Long d = queries.getShape().get(queries.getShape().dimension() - 1);
// Swap the last two dimensions of keys and perform batchDot
NDArray scores = queries.batchDot(keys.swapAxes(1, 2)).div(Math.sqrt(d));
attentionWeights = maskedSoftmax(scores, validLens);
NDList list = dropout.forward(ps, new NDList(attentionWeights), training, params);
return new NDList(list.head().batchDot(values));
}

@Override
public Shape[] getOutputShapes(Shape[] inputShapes) {
throw new UnsupportedOperationException("Not implemented");
}

@Override
public void initializeChildBlocks(
NDManager manager, DataType dataType, Shape... inputShapes) {
try (NDManager sub = manager.newSubManager()) {
NDArray queries = sub.zeros(inputShapes[0], dataType);
NDArray keys = sub.zeros(inputShapes[1], dataType);
NDArray scores = queries.batchDot(keys.swapAxes(1, 2));
dropout.initialize(manager, dataType, scores.getShape());
}
}
}


To demonstrate the above DotProductAttention class, we use the same keys, values, and valid lengths from the earlier toy example for additive attention. For the dot product operation, we make the feature size of queries the same as that of keys.
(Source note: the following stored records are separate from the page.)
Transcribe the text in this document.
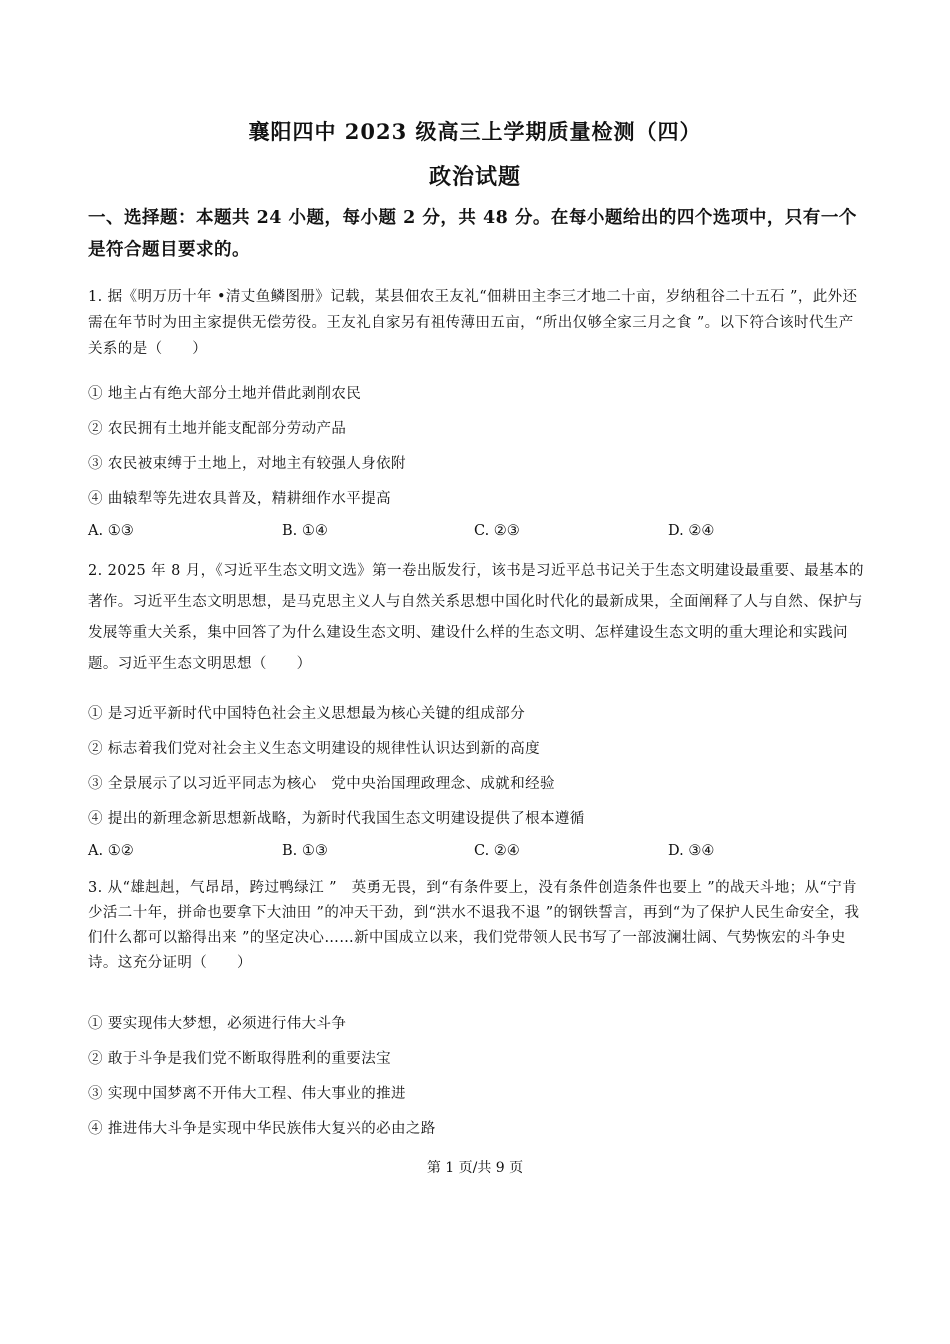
襄阳四中 2023 级高三上学期质量检测（四）
政治试题
一、选择题：本题共 24 小题，每小题 2 分，共 48 分。在每小题给出的四个选项中，只有一个是符合题目要求的。
1. 据《明万历十年 •清丈鱼鳞图册》记载，某县佃农王友礼“佃耕田主李三才地二十亩，岁纳租谷二十五石 ”，此外还需在年节时为田主家提供无偿劳役。王友礼自家另有祖传薄田五亩，“所出仅够全家三月之食 ”。以下符合该时代生产关系的是（　　）
① 地主占有绝大部分土地并借此剥削农民
② 农民拥有土地并能支配部分劳动产品
③ 农民被束缚于土地上，对地主有较强人身依附
④ 曲辕犁等先进农具普及，精耕细作水平提高
A. ①③	B. ①④	C. ②③	D. ②④
2. 2025 年 8 月，《习近平生态文明文选》第一卷出版发行，该书是习近平总书记关于生态文明建设最重要、最基本的著作。习近平生态文明思想，是马克思主义人与自然关系思想中国化时代化的最新成果，全面阐释了人与自然、保护与发展等重大关系，集中回答了为什么建设生态文明、建设什么样的生态文明、怎样建设生态文明的重大理论和实践问题。习近平生态文明思想（　　）
① 是习近平新时代中国特色社会主义思想最为核心关键的组成部分
② 标志着我们党对社会主义生态文明建设的规律性认识达到新的高度
③ 全景展示了以习近平同志为核心　党中央治国理政理念、成就和经验
④ 提出的新理念新思想新战略，为新时代我国生态文明建设提供了根本遵循
A. ①②	B. ①③	C. ②④	D. ③④
3. 从“雄赳赳，气昂昂，跨过鸭绿江 ”　英勇无畏，到“有条件要上，没有条件创造条件也要上 ”的战天斗地；从“宁肯少活二十年，拼命也要拿下大油田 ”的冲天干劲，到“洪水不退我不退 ”的钢铁誓言，再到“为了保护人民生命安全，我们什么都可以豁得出来 ”的坚定决心……新中国成立以来，我们党带领人民书写了一部波澜壮阔、气势恢宏的斗争史诗。这充分证明（　　）
① 要实现伟大梦想，必须进行伟大斗争
② 敢于斗争是我们党不断取得胜利的重要法宝
③ 实现中国梦离不开伟大工程、伟大事业的推进
④ 推进伟大斗争是实现中华民族伟大复兴的必由之路
第 1 页/共 9 页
queries = manager.randomNormal(0, 1, new Shape(2, 1, 2), DataType.FLOAT32);
DotProductAttention productAttention = new DotProductAttention(0.5f);
input = new NDList(queries, keys, values, validLens);
productAttention.initialize(manager, DataType.FLOAT32, input.getShapes());
productAttention.forward(ps, input, false).head();

ND: (2, 1, 4) gpu(0) float32
[[[ 2.,  3.,  4.,  5.],
],
[[10., 11., 12., 13.],
],
]


Same as in the additive attention demonstration, since keys contains the same element that cannot be differentiated by any query, uniform attention weights are obtained.

PlotUtils.showHeatmaps(
productAttention.attentionWeights.reshape(1, 1, 2, 10),
"Keys",
"Queries",
new String[] {""},
500,
700);


## 10.2.4. Summary¶

• We can compute the output of attention pooling as a weighted average of values, where different choices of the attention scoring function lead to different behaviors of attention pooling.

• When queries and keys are vectors of different lengths, we can use the additive attention scoring function. When they are the same, the scaled dot-product attention scoring function is more computationally efficient.

## 10.2.5. Exercises¶

1. Modify keys in the toy example and visualize attention weights. Do additive attention and scaled dot-product attention still output the same attention weights? Why or why not?

2. Using matrix multiplications only, can you design a new scoring function for queries and keys with different vector lengths?

3. When queries and keys have the same vector length, is vector summation a better design than dot product for the scoring function? Why or why not?